Они пошли по перпендикулярной улице между строительными участками. На углу еще высился остов полуразрушенной фермы. Виднелась половина комнаты с голубыми, изъеденными коричневыми потеками обоями, закопченный камин, шаткий буфет и железная кровать, сложенная вдвое.
Одна тарелка за другой скользит из жирных рук Бэда. Запах помоев и горячей мыльной пены. Взмах мочалкой, в раковину под кран, и тарелка летит на край стола, где ее перетирает длинноносый мальчик-еврей. Колени промокли от разлитой воды, жир стекает по рукам, локти сведены судорогой.
– Черт побери, это не работа для белого человека!
– А мне наплевать, было бы что жрать! – сказал еврей, перекрикивая звон посуды и шипенье плиты, на которой три повара, обливаясь потом, жарили яичницу с ветчиной, бифштексы, картошку и солонину с бобами.
– Это верно, пожрать тут можно, – сказал Бэд и обвел языком зубы, высасывая кусочки солонины; он размалывал ее языком о нёбо.
Взмах мочалкой, в раковину под кран, и тарелка летит на край стола, где ее перетирает длинноносый мальчик-еврей. Минута отдыха. Еврей протянул Бэду папиросу. Они облокотились о раковину.
– Не Бог весть, как много зарабатываешь мытьем посуды.
Папироса прилипла к толстой губе еврея и болталась, когда он говорил.
– Конечно, это не работа для белого человека, – сказал Бэд. – Быть лакеем куда лучше. Там чаевые…
Из закусочной вошел человек в коричневом котелке. У него были тяжелые челюсти, маленькие свиные глазки, во рту у него торчала длинная сигара. Бэд встретил его взгляд и почувствовал, как по его спине ползут мурашки.

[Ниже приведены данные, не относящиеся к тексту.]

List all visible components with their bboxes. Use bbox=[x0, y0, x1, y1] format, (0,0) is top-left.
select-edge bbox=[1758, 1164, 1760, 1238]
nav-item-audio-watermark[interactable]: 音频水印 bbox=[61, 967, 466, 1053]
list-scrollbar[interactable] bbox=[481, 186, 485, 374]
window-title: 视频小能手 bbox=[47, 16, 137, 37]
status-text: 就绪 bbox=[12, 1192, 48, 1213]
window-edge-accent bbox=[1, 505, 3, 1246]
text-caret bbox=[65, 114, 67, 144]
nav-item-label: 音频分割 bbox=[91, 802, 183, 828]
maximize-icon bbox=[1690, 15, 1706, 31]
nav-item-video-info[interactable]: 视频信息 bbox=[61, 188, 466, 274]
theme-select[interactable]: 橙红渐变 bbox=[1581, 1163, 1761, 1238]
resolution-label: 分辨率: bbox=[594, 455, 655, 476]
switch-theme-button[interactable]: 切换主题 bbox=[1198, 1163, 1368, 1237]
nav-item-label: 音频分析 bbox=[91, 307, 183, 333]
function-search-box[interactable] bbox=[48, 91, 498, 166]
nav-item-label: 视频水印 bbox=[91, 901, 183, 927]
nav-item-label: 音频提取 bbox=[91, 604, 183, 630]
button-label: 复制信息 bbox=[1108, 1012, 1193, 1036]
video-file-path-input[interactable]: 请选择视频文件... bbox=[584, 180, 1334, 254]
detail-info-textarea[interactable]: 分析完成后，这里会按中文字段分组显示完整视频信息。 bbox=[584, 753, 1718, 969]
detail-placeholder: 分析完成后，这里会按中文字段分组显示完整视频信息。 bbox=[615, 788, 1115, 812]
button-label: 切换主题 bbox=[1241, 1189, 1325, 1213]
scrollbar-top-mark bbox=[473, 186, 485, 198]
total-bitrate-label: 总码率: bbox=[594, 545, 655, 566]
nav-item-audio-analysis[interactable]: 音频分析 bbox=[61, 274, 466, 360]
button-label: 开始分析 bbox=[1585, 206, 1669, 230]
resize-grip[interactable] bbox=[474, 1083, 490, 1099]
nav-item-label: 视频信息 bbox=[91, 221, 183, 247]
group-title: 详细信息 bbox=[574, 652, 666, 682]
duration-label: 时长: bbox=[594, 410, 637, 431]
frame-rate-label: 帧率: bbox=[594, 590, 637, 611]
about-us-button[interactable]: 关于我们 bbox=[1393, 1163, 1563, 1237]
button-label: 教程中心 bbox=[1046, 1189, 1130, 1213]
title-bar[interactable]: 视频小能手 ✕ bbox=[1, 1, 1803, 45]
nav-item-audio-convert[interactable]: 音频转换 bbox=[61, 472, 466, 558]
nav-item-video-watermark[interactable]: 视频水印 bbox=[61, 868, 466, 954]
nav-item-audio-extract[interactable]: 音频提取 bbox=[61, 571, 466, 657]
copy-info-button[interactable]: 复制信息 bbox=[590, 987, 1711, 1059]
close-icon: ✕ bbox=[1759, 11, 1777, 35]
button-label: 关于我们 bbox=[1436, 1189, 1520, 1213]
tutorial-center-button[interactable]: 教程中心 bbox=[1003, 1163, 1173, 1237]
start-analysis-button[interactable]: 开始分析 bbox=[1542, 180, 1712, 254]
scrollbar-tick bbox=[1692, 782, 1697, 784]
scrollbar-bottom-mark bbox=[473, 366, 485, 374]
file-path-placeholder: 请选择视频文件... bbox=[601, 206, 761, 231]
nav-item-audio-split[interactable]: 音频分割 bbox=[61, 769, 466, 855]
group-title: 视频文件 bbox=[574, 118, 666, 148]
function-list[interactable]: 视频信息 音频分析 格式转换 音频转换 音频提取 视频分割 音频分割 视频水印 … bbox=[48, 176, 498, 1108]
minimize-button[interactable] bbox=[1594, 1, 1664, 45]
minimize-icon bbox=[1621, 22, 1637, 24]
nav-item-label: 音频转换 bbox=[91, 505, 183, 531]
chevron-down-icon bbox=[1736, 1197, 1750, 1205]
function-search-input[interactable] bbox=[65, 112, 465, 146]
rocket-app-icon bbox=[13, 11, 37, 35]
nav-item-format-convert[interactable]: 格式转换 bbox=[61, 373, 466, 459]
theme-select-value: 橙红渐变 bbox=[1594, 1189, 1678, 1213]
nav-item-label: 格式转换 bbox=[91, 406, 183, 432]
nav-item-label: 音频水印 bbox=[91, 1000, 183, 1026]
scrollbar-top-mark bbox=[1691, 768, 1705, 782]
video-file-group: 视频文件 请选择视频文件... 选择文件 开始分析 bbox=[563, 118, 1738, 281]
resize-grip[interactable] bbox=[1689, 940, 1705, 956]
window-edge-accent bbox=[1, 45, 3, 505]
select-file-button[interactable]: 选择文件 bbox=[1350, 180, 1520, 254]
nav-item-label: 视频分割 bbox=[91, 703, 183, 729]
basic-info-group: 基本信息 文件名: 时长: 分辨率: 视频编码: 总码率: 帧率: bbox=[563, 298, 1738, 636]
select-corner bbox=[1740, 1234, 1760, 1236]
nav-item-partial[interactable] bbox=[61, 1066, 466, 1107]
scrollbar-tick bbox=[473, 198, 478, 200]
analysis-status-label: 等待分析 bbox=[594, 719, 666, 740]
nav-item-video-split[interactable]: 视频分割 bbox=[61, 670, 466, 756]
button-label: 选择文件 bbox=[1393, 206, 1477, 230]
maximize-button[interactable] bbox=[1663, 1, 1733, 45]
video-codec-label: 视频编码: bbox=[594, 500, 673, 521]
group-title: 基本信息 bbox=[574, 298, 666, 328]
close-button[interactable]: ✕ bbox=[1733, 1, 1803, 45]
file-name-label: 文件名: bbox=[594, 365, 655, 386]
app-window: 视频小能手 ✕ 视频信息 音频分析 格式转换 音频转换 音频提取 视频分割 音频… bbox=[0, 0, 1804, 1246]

– Кто это? – прошептал он.
– Не знаю. Вероятно, посетитель.
– А вам не кажется, что он похож на сыщика?
– Откуда я, черт возьми, знаю? Я никогда не был в тюрьме. – Еврей покраснел и выдвинул нижнюю челюсть.
Мальчик из закусочной принес новую стопку грязных тарелок. Взмах мочалкой, в раковину под кран – и на край стола. Когда человек в коричневом котелке проходил по кухне, Бэд опустил глаза и уставился на свои красные, покрытые жиром руки. К черту! Что ж с того, если он даже и сыщик… Перемыв тарелки, Бэд направился к двери, вытер руки, взял куртку и шляпу, висевшие на гвозде, и вышел черным ходом мимо помойных ведер на улицу. Вот дурак! Лишился платы за два часа работы. В окне оптического магазина часы показывали двадцать пять минут третьего. Он пошел по Бродвею мимо Линкольн-сквер через Колумб-сквер[53] вниз, по направлению к центру, где толпа была гуще.
Она лежала, подняв колени к подбородку, туго стянув ночную рубашку у пяток.
– Ну постарайся заснуть, дорогая. Обещай маме, что ты будешь спать.
– А папочка придет поцеловать меня на ночь?
– Придет, когда вернется. Он опять пошел в контору. А мама идет к миссис Спингарн.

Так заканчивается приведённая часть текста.